Friday, January 6, 2012

Free Android App

Today Amazon has a free android app: Splashtop Remote Desktop


New Year's Resolution: Budgeting

If your New Year's Resolution is to save money via a budget and you're an Android user, this app will rock your socks:

Lifehacker: The Best Budget-Tracking App for Android

Sunday, December 11, 2011

Great lunch-box solution

Today, lifehacker had an awesome article on an Australian technique for cutting and rubberbanding an apple so that it doesn't oxidize. Love to see that great immigrant know-how!

Aussie Apple Technique Keeps Apple Slices Handy and Unoxidized

'via Blog this'

Wednesday, November 23, 2011

Black Friday

Lifehacker has a great (and timely) article about when it's worth the time to stand in line at a store for Black Friday deals.

As I'm reading through this article, I'm remembering all the conversations (past and present) I've had with people about Black Friday.

Look, I don't care how good the deals are. I don't care that a lot of my friends (immigrant and US born) are going to stand in line to save a lot of money on a TV or a computer. I'm not doing it. Nope. Not interested. Lalalalalalala can't hear you!

Here's what I do instead. I go to the stores with the deals I want after 1pm. Now, obviously, I'm not after the $800 computer selling for $200. But I do get a lot of the smaller items for really cheap, and I can still use a majority of the coupons for the stores. The difference is that I don't have to stand in line, fight my way through a mob of crazy people, and then return home with my second or third choice.

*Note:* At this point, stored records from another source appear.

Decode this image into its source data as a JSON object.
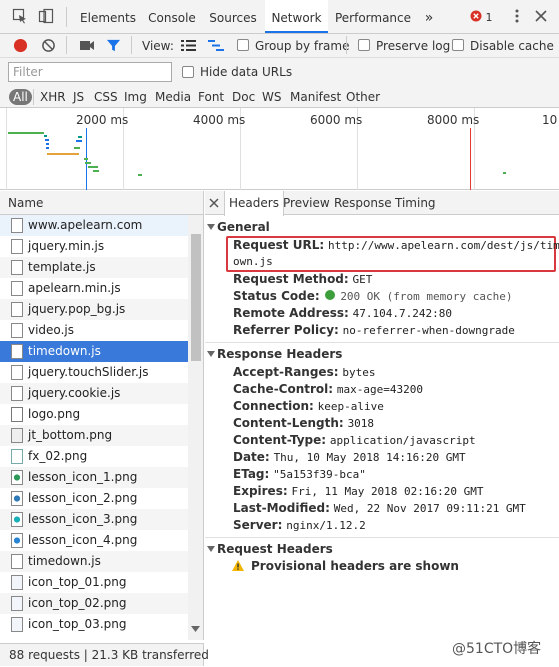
{
  "tabs": {
    "items": [
      "Elements",
      "Console",
      "Sources",
      "Network",
      "Performance"
    ],
    "more": "»",
    "error_count": "1"
  },
  "toolbar": {
    "view_label": "View:",
    "group_by_frame": "Group by frame",
    "preserve_log": "Preserve log",
    "disable_cache": "Disable cache"
  },
  "filter": {
    "placeholder": "Filter",
    "hide_data_urls": "Hide data URLs"
  },
  "types": [
    "All",
    "XHR",
    "JS",
    "CSS",
    "Img",
    "Media",
    "Font",
    "Doc",
    "WS",
    "Manifest",
    "Other"
  ],
  "overview": {
    "ticks": [
      "2000 ms",
      "4000 ms",
      "6000 ms",
      "8000 ms",
      "10"
    ]
  },
  "list": {
    "header": "Name",
    "rows": [
      "www.apelearn.com",
      "jquery.min.js",
      "template.js",
      "apelearn.min.js",
      "jquery.pop_bg.js",
      "video.js",
      "timedown.js",
      "jquery.touchSlider.js",
      "jquery.cookie.js",
      "logo.png",
      "jt_bottom.png",
      "fx_02.png",
      "lesson_icon_1.png",
      "lesson_icon_2.png",
      "lesson_icon_3.png",
      "lesson_icon_4.png",
      "timedown.js",
      "icon_top_01.png",
      "icon_top_02.png",
      "icon_top_03.png"
    ],
    "status": "88 requests | 21.3 KB transferred"
  },
  "detail": {
    "tabs": [
      "Headers",
      "Preview",
      "Response",
      "Timing"
    ],
    "general": {
      "title": "General",
      "request_url_key": "Request URL:",
      "request_url_line1": "http://www.apelearn.com/dest/js/timed",
      "request_url_line2": "own.js",
      "method_key": "Request Method:",
      "method": "GET",
      "status_key": "Status Code:",
      "status": "200 OK (from memory cache)",
      "remote_key": "Remote Address:",
      "remote": "47.104.7.242:80",
      "referrer_key": "Referrer Policy:",
      "referrer": "no-referrer-when-downgrade"
    },
    "response_headers": {
      "title": "Response Headers",
      "items": [
        {
          "k": "Accept-Ranges:",
          "v": "bytes"
        },
        {
          "k": "Cache-Control:",
          "v": "max-age=43200"
        },
        {
          "k": "Connection:",
          "v": "keep-alive"
        },
        {
          "k": "Content-Length:",
          "v": "3018"
        },
        {
          "k": "Content-Type:",
          "v": "application/javascript"
        },
        {
          "k": "Date:",
          "v": "Thu, 10 May 2018 14:16:20 GMT"
        },
        {
          "k": "ETag:",
          "v": "\"5a153f39-bca\""
        },
        {
          "k": "Expires:",
          "v": "Fri, 11 May 2018 02:16:20 GMT"
        },
        {
          "k": "Last-Modified:",
          "v": "Wed, 22 Nov 2017 09:11:21 GMT"
        },
        {
          "k": "Server:",
          "v": "nginx/1.12.2"
        }
      ]
    },
    "request_headers": {
      "title": "Request Headers",
      "warning": "Provisional headers are shown"
    }
  },
  "watermark": "@51CTO博客",
  "colors": {
    "accent": "#1a73e8",
    "selected_row": "#3879d9",
    "status_ok": "#3c9f3c",
    "url_outline": "#d9393e",
    "record": "#d93025"
  }
}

Plus, there's always cyber Monday. I'd much rather wait in line in my pajamas in my warm home.

Monday, November 21, 2011

My "Aha!" Moment: Honing a knife on a coffee mug

I've had a lot of "Aha!" moments in my life. You know, it's a normal day and you're doing relatively normal things, but something causes you to extract yourself from your normal position in the universe and see things from a different point of view. Yeah, one of those moments.

I was at a friend's house for dinner and socializing, and we were all hanging out in the kitchen. He was making flatbread sandwiches with stewed goat meat (nom!) and he asked me to chop a tomato.

Copyright amyability, sxc.hu


No problem, I thought to myself. But there was a problem. The knife was DULL. And I mean so dull that it wouldn't even cut into the tomato. So I asked my friend, a Palestinian named Danyal, for a knife-sharpener.

"Why do you need a knife sharpener?" he queried.

"Uhh, this knife is dull."

He looked at me blankly, took an empty coffee cup that was hanging on a hook under the cabinet, and honed the knife on the rough edges on the underside.

Yep, just like this

I took the knife back and thought to myself, this knife isn't going to cut anything. But I didn't want to insult my friend without evidence, so I picked up the tomato and prepared myself for another failed attempt.

The knife slid right through that tomato.

Danyal must have been watching me because he started to laugh. He said, "In my country, we don't have many new things. We can't buy new knives - or even knife sharpeners - so we learn to make do with what we have."

And that got me to thinking....

How many times have I solved a problem by throwing money at it?

I mean, seriously. That's the American way, right? If the car doesn't start, call a tow truck. If your dress doesn't fit, buy a new one. If your purse has a hole, buy a new one. If your kitchen is too small, pay to have it remodeled. You get the picture.

Of course we don't live in a vacuum, and many solutions are going to involve money. But dollars shouldn't be the primary tool we use to solve problems. Dresses that don't fit can be altered, either by ourselves or by our friends. Heck, even if we pay for the altering, we've still saved the burden of yet another thing on an already overstuffed, consumerized way of living.

That's why I love hanging around a diverse group of people - the ability for them to take what they know from "back home" and use it here in the good ol' US of A to solve real problems. Sometimes they fail, but even failures yield valuable lessons.

Anyway, this is my new mantra.... "how can I solve X without going broke?"

Sunday, November 20, 2011

How a cheap tee can save your sweaters

For years, I purchased beautiful, dry clean only sweaters to wear in the winter. They were oh, so soft. And beautiful. And a pain in the neck to clean.

Dry cleaning is expensive. My $50 sweater costs an additional $20-$30 each winter just for cleaning!

The Solution: A $13 Tissue Tee


My dear friend, who is originally from the Ukraine, gave me this tip. She wears a thin tee shirt underneath her sweaters. So instead of the sweater absorbing all the oil and sweat from my body, the tee gets dirty. The tee is obviously cheaper to clean (just toss it in the wash) and cheap to replace.

The sweater still has to be dry-cleaned, but as long as I'm careful while eating, I can wear the sweater five or six times before it needs to be cleaned.